Our descriptions of reality are necessarily based on our perception of reality. But our descriptions are not what reality is because what we can perceive given our limited faculties cannot be comprehensive or even undistorted. The world appears magical but magic does not explain the world, if and when we do attempt to explain the world. Myriad explanations have been advanced. Each points to a limited aspect of that which lies beneath it all. Looking from each of those varied viewpoints and somehow integrating them may help us approach a better appreciation of reality.
Decades ago during my engineering undergraduate days, I had read a few of Carlos Castaneda’s books about a Yaqui shaman named don Juan Matus from Sonora, Mexico. Castenada was an anthropology student at University of California at Los Angeles in the 1960s.

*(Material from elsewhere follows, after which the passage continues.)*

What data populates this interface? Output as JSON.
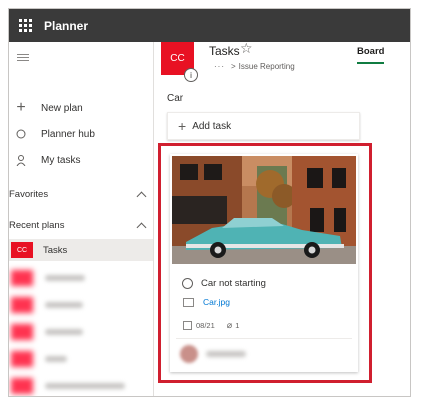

He wrote a book The Teachings of don Juan: A Yaqui Way of Knowledge, and submitted it as his master’s thesis. It was published by the University of California Press in 1968.
I later learned that Casteneda’s claim that don Juan was a real person was questioned and most likely he made up the shaman. In short, his books were not an anthropological study but were fiction. In any case, what the books presented was an alternative aspect of reality that was accessible through magic and psychoactive drugs. In any case, the don Juan series of books is fascinating. Here’s a brief quote from “The Teachings of don Juan”. The speaker is don Juan.
Anything is one of a million paths. Therefore you must always keep in mind that a path is only a path; if you feel you should not follow it, you must not stay with it under any conditions. To have such clarity you must lead a disciplined life. Only then will you know that any path is only a path, and there is no affront, to oneself or to others, in dropping it if that is what your heart tells you to do. But your decision to keep on the path or to leave it must be free of fear or ambition. I warn you. Look at every path closely and deliberately. Try it as many times as you think necessary. Then ask yourself, and yourself alone, one question. This question is one that only a very old man asks. My benefactor told me about it once when I was young, and my blood was too vigorous for me to understand it. Now I do understand it. I will tell you what it is: Does this path have a heart? All paths are the same: they lead nowhere. They are paths going through the bush, or into the bush. In my own life I could say I have traversed long, long paths, but I am not anywhere. My benefactor’s question has meaning now. Does this path have a heart? If it does, the path is good; if it doesn’t, it is of no use. Both paths lead nowhere; but one has a heart, the other doesn’t. One makes for a joyful journey; as long as you follow it, you are one with it. The other will make you curse your life. One makes you strong; the other weakens you.
Have you deliberately chosen a path? And does your chosen path have a heart?